CHO: You better pick poor robin clean
Pick poor robin clean
I picked his head, I picked his feet
( Would have) I picked his body, but it wasn't fit to eat
You'd better pick poor robin clean
Pick poor robin clean
But I'll be satisfied having your family

Get off my money and don't get funny
'Cos I'm a nigger, don't cut no figure
Gamblin' for Sadie, she is my lady
I'm a hustlin' coon that's just what I am

Well didn't that jaybird laugh
When he picked poor robin clean
Picked poor robin clean, poor robin clean
Didn't that jaybird laugh
When he picked poor robin clean
Well I'll be satisfied having your family

Well if you have that girl of mine
Gonna have your ma, your sister too (two)
Your auntie three
If your great-grandmammy do the shivaree (?)
I'm gonna have 'em all
I'll be satisfied having the family

Source: Luke Jordan 'Pick Poor Robin Clean' Vi 20957.
Recorded 18 August 1927.
Reissued on Various Artists 'Before the Blues Vol 3' Yazoo CD 2017.

There is an excellent rendition by Dave Ray on the Koerner, Ray and Glover
reunion album 'One Foot in the Groove' Tim/Kerr TK96CD137.
Dave gets around Jordan's second verse by singing:

Get off my money, don't get funny
'Cos I'm a white guy, knows a big lie
Gamblin' for Sadie, she is my lady
I'm a hustlin' fool, that's just what I am

He also has 'neighbours' instead of 'jaybird'. 'Didn't the neighbours laugh
when they picked poor robin clean'.

As well as on the 'Minstrel to Mojo' set mentioned by GG,
Luke Jordan's original recording has been reissued on
Various Artists 'Before the Blues Vol 3' Yazoo 2017.
In his notes to that album, Don Kent writes:

Derived from a breakdown and given a lazy, raggy cast, this song
was probably very popular in the medicine show and carnival circuit
in the early 1900s, when it was undoubtedly current.
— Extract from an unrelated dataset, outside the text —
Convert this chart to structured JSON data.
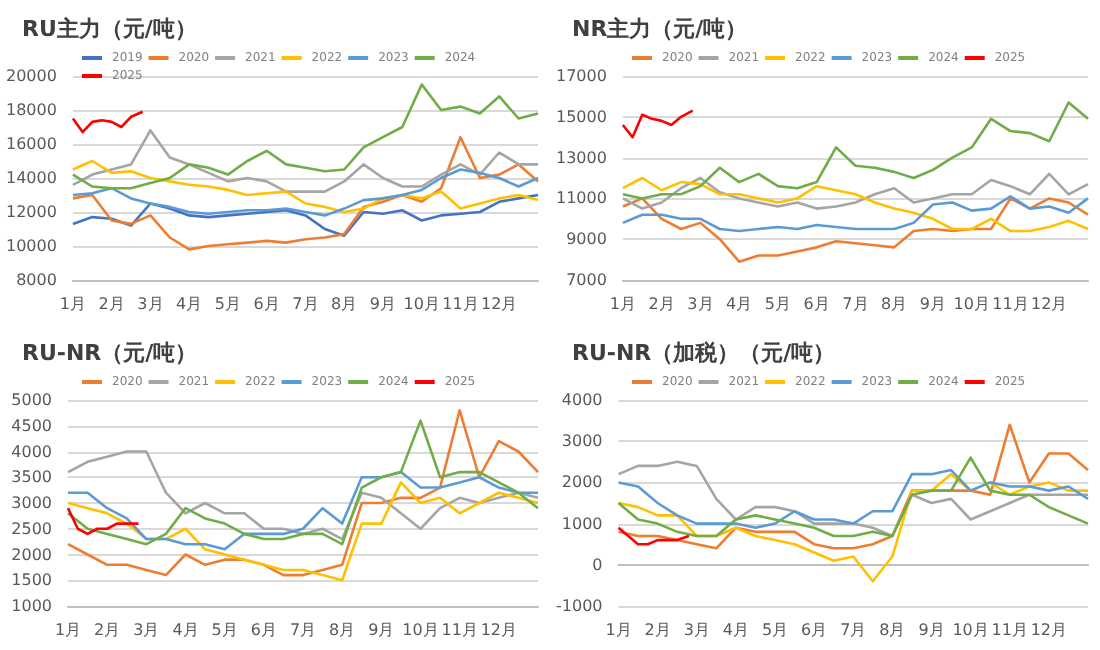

Jordan plays
it as a true breakdown, changing chords with every measure, and takes
a stab at flamenco-styled guitar in the last instrumental passages.
Luke Jordan was born in Bluefield, West Virginia in 1892, an area that
experienced a rapid growth in black population at the turn of the century
with the expansion of its coalfields. Jordan evidently learned this song
fairly early, as it was his signature piece when he settled in
Lynchburg in 1916. Most black Lynchburg musicians report
that Jordan did not play any blues when he arrived there.